Severe carrier recombination and the slow kinetics of water splitting for photocatalysts hamper their efficient application. Herein, we propose a hydrovoltaic effect-enhanced photocatalytic system in which polyacrylic acid (PAA) and cobaltous oxide (CoO)–nitrogen doped carbon (NC) achieve an enhanced hydrovoltaic effect and CoO–NC acts as a photocatalyst to generate H₂ and H₂O₂ products simultaneously. In this system, called PAA/CoO–NC, the Schottky barrier height between CoO and the NC interface decreases by 33% due to the hydrovoltaic effect. Moreover, the hydrovoltaic effect induced by H⁺ carrier diffusion in the system generates a strong interaction between H⁺ ions and the reaction centers of PAA/CoO–NC, improving the kinetics of water splitting in electron transport and species reaction. PAA/CoO–NC exhibits excellent photocatalytic performance, with H₂ and H₂O₂ production rates of 48.4 and 20.4 mmol g⁻¹ h⁻¹, respectively, paving a new way for efficient photocatalyst system construction.
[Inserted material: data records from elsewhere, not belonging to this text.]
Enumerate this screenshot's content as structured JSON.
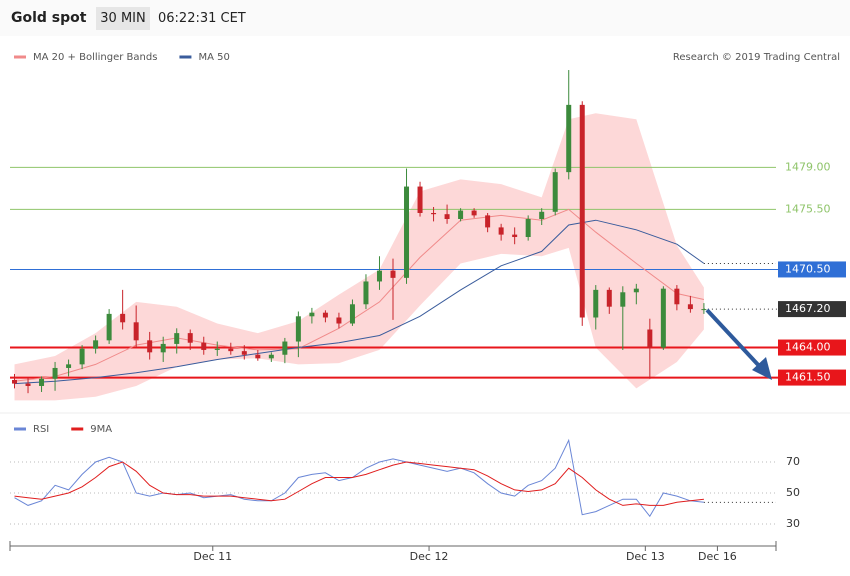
{
  "header": {
    "title": "Gold spot",
    "interval": "30 MIN",
    "time": "06:22:31 CET",
    "credit": "Research © 2019 Trading Central"
  },
  "chart_data": [
    {
      "type": "candlestick",
      "xlim": [
        0,
        170
      ],
      "ylim": [
        1458.8,
        1489.6
      ],
      "up_color": "#3c8a3c",
      "down_color": "#c8232a",
      "x": [
        1,
        4,
        7,
        10,
        13,
        16,
        19,
        22,
        25,
        28,
        31,
        34,
        37,
        40,
        43,
        46,
        49,
        52,
        55,
        58,
        61,
        64,
        67,
        70,
        73,
        76,
        79,
        82,
        85,
        88,
        91,
        94,
        97,
        100,
        103,
        106,
        109,
        112,
        115,
        118,
        121,
        124,
        127,
        130,
        133,
        136,
        139,
        142,
        145,
        148,
        151,
        154
      ],
      "open": [
        1461.3,
        1461.0,
        1460.8,
        1461.4,
        1462.3,
        1462.6,
        1463.9,
        1464.6,
        1466.8,
        1466.1,
        1464.6,
        1463.6,
        1464.3,
        1465.2,
        1464.4,
        1463.8,
        1463.9,
        1463.7,
        1463.4,
        1463.1,
        1463.4,
        1464.5,
        1466.6,
        1466.9,
        1466.5,
        1466.0,
        1467.6,
        1469.5,
        1470.4,
        1469.8,
        1477.4,
        1475.2,
        1475.1,
        1474.7,
        1475.4,
        1475.0,
        1474.0,
        1473.4,
        1473.2,
        1474.7,
        1475.3,
        1478.6,
        1484.2,
        1466.5,
        1468.8,
        1467.4,
        1468.6,
        1465.5,
        1464.0,
        1468.9,
        1467.6,
        1467.2
      ],
      "high": [
        1461.8,
        1461.5,
        1461.6,
        1462.8,
        1463.0,
        1464.2,
        1465.0,
        1467.2,
        1468.8,
        1467.5,
        1465.3,
        1464.9,
        1465.6,
        1465.5,
        1464.9,
        1464.5,
        1464.4,
        1464.2,
        1463.8,
        1463.6,
        1464.8,
        1467.0,
        1467.3,
        1467.1,
        1466.9,
        1468.0,
        1470.1,
        1471.6,
        1471.4,
        1478.9,
        1477.8,
        1475.7,
        1475.9,
        1475.6,
        1475.6,
        1475.2,
        1474.3,
        1474.0,
        1475.0,
        1475.6,
        1478.9,
        1487.1,
        1484.5,
        1469.2,
        1469.0,
        1469.1,
        1469.3,
        1466.4,
        1469.1,
        1469.2,
        1468.3,
        1467.7
      ],
      "low": [
        1460.6,
        1460.2,
        1460.3,
        1460.4,
        1461.6,
        1462.2,
        1463.5,
        1464.3,
        1465.5,
        1464.0,
        1463.0,
        1462.8,
        1463.5,
        1463.8,
        1463.4,
        1463.3,
        1463.4,
        1463.0,
        1462.9,
        1462.8,
        1462.7,
        1463.2,
        1466.0,
        1466.1,
        1465.6,
        1465.8,
        1467.2,
        1468.8,
        1466.3,
        1469.3,
        1474.9,
        1474.5,
        1474.3,
        1474.5,
        1474.8,
        1473.6,
        1472.9,
        1472.6,
        1472.9,
        1474.2,
        1475.0,
        1478.0,
        1465.8,
        1465.5,
        1466.8,
        1463.8,
        1467.6,
        1461.4,
        1463.8,
        1467.1,
        1466.9,
        1466.8
      ],
      "close": [
        1461.0,
        1460.8,
        1461.4,
        1462.3,
        1462.6,
        1463.9,
        1464.6,
        1466.8,
        1466.1,
        1464.6,
        1463.6,
        1464.3,
        1465.2,
        1464.4,
        1463.8,
        1463.9,
        1463.7,
        1463.4,
        1463.1,
        1463.4,
        1464.5,
        1466.6,
        1466.9,
        1466.5,
        1466.0,
        1467.6,
        1469.5,
        1470.4,
        1469.8,
        1477.4,
        1475.2,
        1475.1,
        1474.7,
        1475.4,
        1475.0,
        1474.0,
        1473.4,
        1473.2,
        1474.7,
        1475.3,
        1478.6,
        1484.2,
        1466.5,
        1468.8,
        1467.4,
        1468.6,
        1468.9,
        1464.0,
        1468.9,
        1467.6,
        1467.2,
        1467.2
      ],
      "series": [
        {
          "name": "MA 20 + Bollinger Bands",
          "color": "#f08a8a",
          "band_color": "#fdd8d8",
          "x": [
            1,
            10,
            19,
            28,
            37,
            46,
            55,
            64,
            73,
            82,
            91,
            100,
            109,
            118,
            124,
            130,
            139,
            148,
            154
          ],
          "values": [
            1461.2,
            1461.6,
            1462.6,
            1464.2,
            1464.8,
            1464.2,
            1463.8,
            1463.9,
            1465.6,
            1467.8,
            1471.5,
            1474.6,
            1475.0,
            1474.6,
            1475.5,
            1473.6,
            1471.0,
            1468.5,
            1468.0
          ],
          "upper": [
            1462.6,
            1463.3,
            1465.2,
            1467.8,
            1467.4,
            1466.0,
            1465.2,
            1466.2,
            1468.4,
            1470.5,
            1477.0,
            1478.0,
            1477.6,
            1476.5,
            1483.0,
            1483.5,
            1483.0,
            1472.5,
            1469.0
          ],
          "lower": [
            1459.6,
            1459.6,
            1459.9,
            1460.8,
            1462.4,
            1463.0,
            1463.1,
            1462.6,
            1462.7,
            1463.8,
            1467.5,
            1471.0,
            1471.8,
            1471.6,
            1472.3,
            1464.0,
            1460.6,
            1462.8,
            1465.5
          ]
        },
        {
          "name": "MA 50",
          "color": "#3a5c9c",
          "x": [
            1,
            10,
            19,
            28,
            37,
            46,
            55,
            64,
            73,
            82,
            91,
            100,
            109,
            118,
            124,
            130,
            139,
            148,
            154
          ],
          "values": [
            1461.0,
            1461.2,
            1461.5,
            1461.9,
            1462.4,
            1463.0,
            1463.5,
            1464.0,
            1464.4,
            1465.0,
            1466.6,
            1468.8,
            1470.8,
            1472.0,
            1474.2,
            1474.6,
            1473.8,
            1472.6,
            1471.0
          ]
        }
      ],
      "levels": [
        {
          "value": 1479,
          "label": "1479.00",
          "color": "#8fc46a",
          "boxed": false,
          "dotted": false
        },
        {
          "value": 1475.5,
          "label": "1475.50",
          "color": "#8fc46a",
          "boxed": false,
          "dotted": false
        },
        {
          "value": 1470.5,
          "label": "1470.50",
          "color": "#2f6fd6",
          "boxed": true,
          "dotted": false
        },
        {
          "value": 1467.2,
          "label": "1467.20",
          "color": "#333333",
          "boxed": true,
          "dotted": true
        },
        {
          "value": 1464,
          "label": "1464.00",
          "color": "#e8161b",
          "boxed": true,
          "dotted": false
        },
        {
          "value": 1461.5,
          "label": "1461.50",
          "color": "#e8161b",
          "boxed": true,
          "dotted": false
        }
      ]
    },
    {
      "type": "line",
      "xlim": [
        0,
        170
      ],
      "ylim": [
        19.7,
        100.3
      ],
      "yticks": [
        70,
        50,
        30
      ],
      "grid": true,
      "xticks": [
        {
          "value": 45,
          "label": "Dec 11"
        },
        {
          "value": 93,
          "label": "Dec 12"
        },
        {
          "value": 141,
          "label": "Dec 13"
        },
        {
          "value": 157,
          "label": "Dec 16"
        }
      ],
      "x": [
        1,
        4,
        7,
        10,
        13,
        16,
        19,
        22,
        25,
        28,
        31,
        34,
        37,
        40,
        43,
        46,
        49,
        52,
        55,
        58,
        61,
        64,
        67,
        70,
        73,
        76,
        79,
        82,
        85,
        88,
        91,
        94,
        97,
        100,
        103,
        106,
        109,
        112,
        115,
        118,
        121,
        124,
        127,
        130,
        133,
        136,
        139,
        142,
        145,
        148,
        151,
        154
      ],
      "series": [
        {
          "name": "RSI",
          "color": "#6a86d6",
          "values": [
            47,
            42,
            45,
            55,
            52,
            62,
            70,
            73,
            70,
            50,
            48,
            50,
            49,
            50,
            47,
            48,
            49,
            46,
            45,
            45,
            50,
            60,
            62,
            63,
            58,
            60,
            66,
            70,
            72,
            70,
            68,
            66,
            64,
            66,
            63,
            56,
            50,
            48,
            55,
            58,
            66,
            84,
            36,
            38,
            42,
            46,
            46,
            35,
            50,
            48,
            45,
            44
          ]
        },
        {
          "name": "9MA",
          "color": "#e01e1e",
          "values": [
            48,
            47,
            46,
            48,
            50,
            54,
            60,
            67,
            70,
            64,
            55,
            50,
            49,
            49,
            48,
            48,
            48,
            47,
            46,
            45,
            46,
            51,
            56,
            60,
            60,
            60,
            62,
            65,
            68,
            70,
            69,
            68,
            67,
            66,
            65,
            61,
            56,
            52,
            51,
            52,
            56,
            66,
            60,
            52,
            46,
            42,
            43,
            42,
            42,
            44,
            45,
            46
          ]
        }
      ]
    }
  ]
}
严重的载流子重组和光催化剂分解水的缓慢动力学阻碍了它们的有效应用。在此，我们提出了一种水电效应增强的光催化系统，其中聚丙烯酸 (PAA) 和氧化钴 (CoO)-氮掺杂碳 (NC) 实现了增强的水电效应，CoO–NC 作为光催化剂产生 H 2_和H ₂ O ₂产物同时存在。在这个称为 PAA/CoO-NC 的系统中，CoO 和 NC 界面之间的肖特基势垒高度由于水电效应降低了 33%。此外，系统中H ⁺载流子扩散引起的水伏效应在H ^{+之间产生强烈的相互作用}离子和 PAA/CoO-NC 的反应中心，改善电子传输和物种反应中水分解的动力学。PAA/CoO–NC表现出优异的光催化性能，H ₂和H ₂ O ₂产率分别为48.4和20.4 mmol g ⁻¹ h ⁻¹，为高效光催化剂体系构建开辟了新途径。